Lord Inglewood: I am grateful to the noble Baroness for explaining the nature of the amendment. She referred at one point to something akin to regionality. With the agreement of the Committee, I shall leave my comments on that until we reach Clause 63.

The amendment relates to a wish to ensure--or rather to ensure--more programming that reflects the interests of communities, local, regional or national, which in turn will be subsidised by the multiplexer and hence indirectly by the public and the other channels to be broadcast. I have three specific worries about the approach reflected in the amendment.

First, I fear that requiring multiplex providers to offer favourable terms to particular types of broadcaster would be to interfere far too much in matters which should be left to the commercial judgment of the multiplex provider and of the broadcasters with whom he is collaborating. I believe that there will be plenty of opportunity for all sorts of programming to be part of a multiplex. The variety criterion which we introduced will ensure that that is the case. I have not the slightest doubt that, quite apart from the activities of the public service broadcasters in this area of activity, local, regional and national programming will emerge naturally alongside many other types of service catering for all tastes and interests. There is no need to require it and so risk discouraging multiplex providers from applying for licences because they find the terms offered are so circumscribed and rigid that they feel it better not to get involved at all.

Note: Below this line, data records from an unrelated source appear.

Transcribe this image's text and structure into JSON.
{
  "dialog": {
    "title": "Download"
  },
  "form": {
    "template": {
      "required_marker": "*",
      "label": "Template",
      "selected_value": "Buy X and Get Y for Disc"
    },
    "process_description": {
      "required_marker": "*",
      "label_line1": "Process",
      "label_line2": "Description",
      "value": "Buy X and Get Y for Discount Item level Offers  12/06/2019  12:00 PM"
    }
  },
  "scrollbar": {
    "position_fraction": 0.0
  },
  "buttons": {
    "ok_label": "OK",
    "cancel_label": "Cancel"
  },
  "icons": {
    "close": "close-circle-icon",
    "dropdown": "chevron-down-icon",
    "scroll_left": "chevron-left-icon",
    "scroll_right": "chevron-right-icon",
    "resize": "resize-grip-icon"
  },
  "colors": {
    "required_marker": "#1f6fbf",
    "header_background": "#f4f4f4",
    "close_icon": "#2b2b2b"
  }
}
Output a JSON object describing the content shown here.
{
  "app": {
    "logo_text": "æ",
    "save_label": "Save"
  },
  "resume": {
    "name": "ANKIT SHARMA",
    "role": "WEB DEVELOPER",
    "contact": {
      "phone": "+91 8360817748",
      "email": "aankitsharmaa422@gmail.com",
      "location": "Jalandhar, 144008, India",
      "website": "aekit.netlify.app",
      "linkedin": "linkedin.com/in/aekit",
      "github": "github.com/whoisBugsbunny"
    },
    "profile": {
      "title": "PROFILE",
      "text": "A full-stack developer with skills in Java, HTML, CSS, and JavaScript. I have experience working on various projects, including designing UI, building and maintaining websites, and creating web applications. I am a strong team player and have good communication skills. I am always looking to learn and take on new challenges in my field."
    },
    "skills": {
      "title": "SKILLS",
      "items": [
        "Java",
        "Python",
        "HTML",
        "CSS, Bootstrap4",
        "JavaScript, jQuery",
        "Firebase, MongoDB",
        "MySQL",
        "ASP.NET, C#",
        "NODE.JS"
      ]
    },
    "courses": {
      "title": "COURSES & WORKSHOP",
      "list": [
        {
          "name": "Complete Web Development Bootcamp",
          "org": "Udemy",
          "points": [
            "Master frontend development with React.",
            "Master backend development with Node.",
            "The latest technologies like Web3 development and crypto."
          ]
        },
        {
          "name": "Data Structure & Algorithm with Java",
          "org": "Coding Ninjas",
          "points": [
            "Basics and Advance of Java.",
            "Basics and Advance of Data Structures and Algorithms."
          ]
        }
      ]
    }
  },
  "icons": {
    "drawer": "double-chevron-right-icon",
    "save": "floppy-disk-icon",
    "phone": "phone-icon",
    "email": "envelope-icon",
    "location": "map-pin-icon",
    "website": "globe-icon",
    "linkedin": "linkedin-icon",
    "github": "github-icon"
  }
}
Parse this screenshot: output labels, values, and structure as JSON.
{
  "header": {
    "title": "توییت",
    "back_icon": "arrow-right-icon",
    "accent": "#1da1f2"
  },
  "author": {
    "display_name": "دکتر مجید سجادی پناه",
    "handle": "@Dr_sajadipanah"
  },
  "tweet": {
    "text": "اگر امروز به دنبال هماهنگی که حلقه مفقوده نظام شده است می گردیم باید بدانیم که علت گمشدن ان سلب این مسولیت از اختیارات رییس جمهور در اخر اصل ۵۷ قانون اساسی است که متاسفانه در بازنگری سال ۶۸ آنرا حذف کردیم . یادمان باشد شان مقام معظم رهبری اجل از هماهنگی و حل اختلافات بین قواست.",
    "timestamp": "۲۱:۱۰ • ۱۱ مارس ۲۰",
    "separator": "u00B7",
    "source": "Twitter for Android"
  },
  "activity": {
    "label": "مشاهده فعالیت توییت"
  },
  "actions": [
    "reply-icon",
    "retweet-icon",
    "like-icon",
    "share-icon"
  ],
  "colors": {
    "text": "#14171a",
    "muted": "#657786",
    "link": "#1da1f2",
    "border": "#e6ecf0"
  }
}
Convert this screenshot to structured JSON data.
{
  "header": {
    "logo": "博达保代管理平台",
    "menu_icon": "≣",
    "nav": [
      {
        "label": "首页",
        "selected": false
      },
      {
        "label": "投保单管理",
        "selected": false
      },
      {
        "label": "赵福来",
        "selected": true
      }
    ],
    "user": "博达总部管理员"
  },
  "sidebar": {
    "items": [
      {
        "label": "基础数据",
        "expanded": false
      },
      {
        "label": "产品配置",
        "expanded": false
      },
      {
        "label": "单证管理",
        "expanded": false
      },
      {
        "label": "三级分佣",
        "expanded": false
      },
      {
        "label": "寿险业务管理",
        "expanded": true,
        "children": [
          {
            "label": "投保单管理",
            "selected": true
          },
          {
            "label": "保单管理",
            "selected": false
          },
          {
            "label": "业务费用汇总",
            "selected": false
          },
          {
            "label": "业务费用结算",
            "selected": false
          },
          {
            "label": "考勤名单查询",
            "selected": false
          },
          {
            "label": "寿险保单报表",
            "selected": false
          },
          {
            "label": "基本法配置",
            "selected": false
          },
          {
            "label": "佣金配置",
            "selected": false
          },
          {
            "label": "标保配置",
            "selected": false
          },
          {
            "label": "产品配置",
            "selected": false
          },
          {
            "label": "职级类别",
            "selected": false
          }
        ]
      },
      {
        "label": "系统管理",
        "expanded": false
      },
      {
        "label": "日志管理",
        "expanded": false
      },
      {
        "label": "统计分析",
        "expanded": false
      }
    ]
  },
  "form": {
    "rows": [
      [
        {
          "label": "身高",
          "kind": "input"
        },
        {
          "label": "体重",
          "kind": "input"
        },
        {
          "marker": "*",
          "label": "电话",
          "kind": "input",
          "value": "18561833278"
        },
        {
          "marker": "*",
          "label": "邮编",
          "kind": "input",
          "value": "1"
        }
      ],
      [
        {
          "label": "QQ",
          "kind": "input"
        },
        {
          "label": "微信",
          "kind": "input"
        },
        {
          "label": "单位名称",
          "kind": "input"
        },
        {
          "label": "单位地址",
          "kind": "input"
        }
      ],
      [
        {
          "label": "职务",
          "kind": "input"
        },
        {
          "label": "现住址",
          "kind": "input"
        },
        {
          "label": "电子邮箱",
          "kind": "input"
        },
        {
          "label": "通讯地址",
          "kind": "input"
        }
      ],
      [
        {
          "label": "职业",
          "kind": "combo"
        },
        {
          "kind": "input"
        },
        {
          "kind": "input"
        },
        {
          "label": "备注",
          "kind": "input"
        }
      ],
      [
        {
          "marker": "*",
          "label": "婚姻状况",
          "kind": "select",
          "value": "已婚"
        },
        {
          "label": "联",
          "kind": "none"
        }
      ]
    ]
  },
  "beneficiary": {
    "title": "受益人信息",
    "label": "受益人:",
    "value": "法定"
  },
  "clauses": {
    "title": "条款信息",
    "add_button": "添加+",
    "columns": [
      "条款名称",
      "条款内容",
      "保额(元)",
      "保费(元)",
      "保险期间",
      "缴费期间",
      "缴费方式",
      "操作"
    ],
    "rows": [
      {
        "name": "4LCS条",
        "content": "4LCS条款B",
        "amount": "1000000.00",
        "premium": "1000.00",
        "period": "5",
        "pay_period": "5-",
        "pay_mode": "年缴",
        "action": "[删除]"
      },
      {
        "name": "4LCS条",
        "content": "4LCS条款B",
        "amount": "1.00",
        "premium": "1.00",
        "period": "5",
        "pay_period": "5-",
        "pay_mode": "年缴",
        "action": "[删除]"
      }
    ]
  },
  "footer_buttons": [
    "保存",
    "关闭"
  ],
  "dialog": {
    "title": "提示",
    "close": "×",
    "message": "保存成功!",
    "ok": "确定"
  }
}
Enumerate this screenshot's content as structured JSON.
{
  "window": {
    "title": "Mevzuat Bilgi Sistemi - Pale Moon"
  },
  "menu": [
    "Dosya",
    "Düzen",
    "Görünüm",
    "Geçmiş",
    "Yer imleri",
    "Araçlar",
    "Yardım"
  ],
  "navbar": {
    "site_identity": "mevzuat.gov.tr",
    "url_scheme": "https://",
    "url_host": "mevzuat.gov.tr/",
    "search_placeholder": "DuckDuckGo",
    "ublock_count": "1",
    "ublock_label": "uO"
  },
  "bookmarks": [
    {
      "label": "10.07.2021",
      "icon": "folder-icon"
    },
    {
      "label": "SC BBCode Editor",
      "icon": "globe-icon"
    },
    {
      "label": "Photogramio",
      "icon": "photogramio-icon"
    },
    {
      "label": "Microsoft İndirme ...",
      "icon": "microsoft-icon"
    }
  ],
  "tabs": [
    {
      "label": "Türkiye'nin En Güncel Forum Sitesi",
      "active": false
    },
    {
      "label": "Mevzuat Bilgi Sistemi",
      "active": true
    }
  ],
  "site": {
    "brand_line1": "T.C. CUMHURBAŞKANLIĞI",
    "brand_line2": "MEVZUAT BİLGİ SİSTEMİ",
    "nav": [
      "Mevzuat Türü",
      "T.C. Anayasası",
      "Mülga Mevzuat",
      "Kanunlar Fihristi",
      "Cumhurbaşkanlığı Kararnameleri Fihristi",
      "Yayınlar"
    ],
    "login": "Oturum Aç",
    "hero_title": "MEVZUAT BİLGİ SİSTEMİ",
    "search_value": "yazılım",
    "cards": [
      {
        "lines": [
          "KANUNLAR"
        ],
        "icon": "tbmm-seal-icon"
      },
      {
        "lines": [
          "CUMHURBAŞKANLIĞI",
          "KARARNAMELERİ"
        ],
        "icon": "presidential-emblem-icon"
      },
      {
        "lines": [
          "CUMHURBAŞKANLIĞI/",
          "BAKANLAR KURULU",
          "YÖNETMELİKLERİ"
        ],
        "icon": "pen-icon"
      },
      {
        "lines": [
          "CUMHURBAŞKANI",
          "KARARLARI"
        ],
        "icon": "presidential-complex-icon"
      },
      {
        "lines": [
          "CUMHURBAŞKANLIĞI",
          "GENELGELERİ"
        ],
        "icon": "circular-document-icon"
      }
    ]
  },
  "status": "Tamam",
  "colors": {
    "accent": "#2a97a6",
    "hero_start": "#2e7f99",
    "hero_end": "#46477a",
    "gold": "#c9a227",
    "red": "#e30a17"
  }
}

Secondly, it is unrealistic to expect every multiplex provider to find space for any one specific type of programming, which is the implication of the amendment. Indeed, that seems to work against the growth of diversity and variety which I believe all Members of the Committee hope to see in the digital age. In the future, I anticipate that multiplexes of a regional or local nature may well become available in addition to the six multiplexes currently planned. Those will be particularly appropriate for local, regional or national services.

Thirdly, the amendment is at odds with Clause 11(1)(f) which requires multiplex licence holders to show no undue discrimination against, or in favour of, a specific programme service or additional service providers. Members of the Committee apparently welcome that provision, yet we now see an amendment which cuts right across it. In that regard there appears to be some inconsistency. I hope that I have explained our thinking and that the noble Baroness finds my remarks helpful.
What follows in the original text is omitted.